Did you know that back in the day[1] there used to be a thing where people would compete to see who could search the internet for things the fastest?

They were called Internet Games, and I was a champion.

This is going back a great many years. The school expo was held every two years[2], so I competed three times Google was only just ramping up when I entered high-school, so at my first Internet Games the rules were simple: you were given a question, and had to find the answer within two minutes using your preferred search engine. Alta Vista, or Google, were the suggested choices.

This was back when the cutting edge of web searching technology was boolean search: where if you searched for a term “cat AND mouse”, only searches with both terms would be returned. Now days, with fuzzy logic, suggestion engines and search frequency heuristics, boolean search is something that’s somewhat of a lost art.

There was also the fun of the limited ‘non dot com’ domains. xe.net was one that tripped me up. I still won the round to do with working out the value of a certain amount of AUD in USD, but hitting a dead domain (in this case, xe.com) didn’t bring up a sad folder icon or other cute ‘uhoh’ as it does now. You had wordy error pages to contend with on Internet Explorer. Yes, people have mistaken the error pages for returned sites before (it’s not just a thing from Parks and Rec)

By the second internet games I entered, Google was the search engine to use, and this was only ~2002. Gone were the days of using search engine aggregators (a search engine for search engines. Yes, this was a thing). Most of the competition was based on who had the fastest typing skills.

By the third games, it was based on sheer luck. There was no fun in it any more. If I recall correctly, from 20 competitors (to fill the amazingly large fleet of 20 school library computers), the final games had six. It was my last year of high school, and there wasn’t a lot of competition in it any more.

So, why am I rabbling on about ‘back in my day’?

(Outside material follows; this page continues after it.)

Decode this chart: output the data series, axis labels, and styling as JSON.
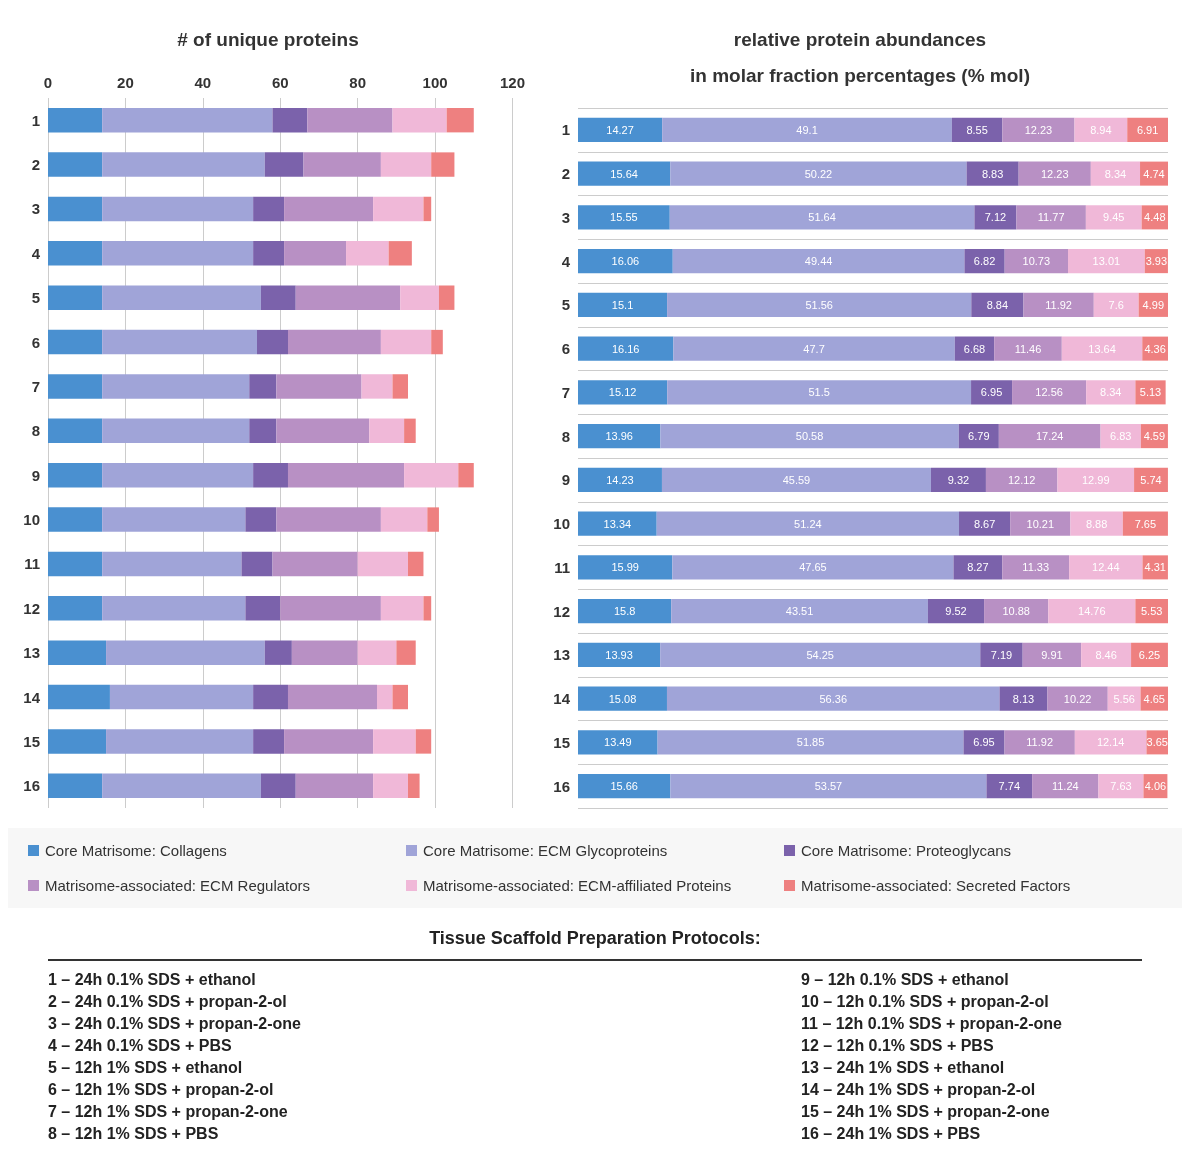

Well, in the last few days I’ve been splunking[3], and I’ve been recalling the old tricks of the trade. It’s been quite fun. I was able to skills from the one ‘sport’ I’ve been a pro at, and use them to help others. That totally makes me a super hero. If I don’t know the answer to something, and the goal is to find the answer as quickly as possible, I’ll immediately go to Google, or a specific site, and use those advanced terms to my advantage. At one job I used to be called ‘Google’ because co-workers could throw a question over the cube parition wall and I’d be able to answer it quicker than they could search for it. Most of the time this interaction was verbal, so they may not have realised I was cheating (Sorry, Jared. Or Chris. One of you).

Like being able to trawl man pages or knowing your resistor colours bands by heart, there are some skills that people can acquire that make them seem legendary, and this is mine and it’s kinda neat.

But of course, this power does have limitations. Especially searching for parameter flags in linux command lines. I can never remember what the -z in if [ -z blah ] means and I’ll be darned if Google doesn’t want to ‘help’ and remove the punctuation for me, silently. Get off my lawn, I know what I’m looking for, dang it.

[1] “You’re not old, you’re just in production

[2] Because using ‘biennial’ here would be confusing.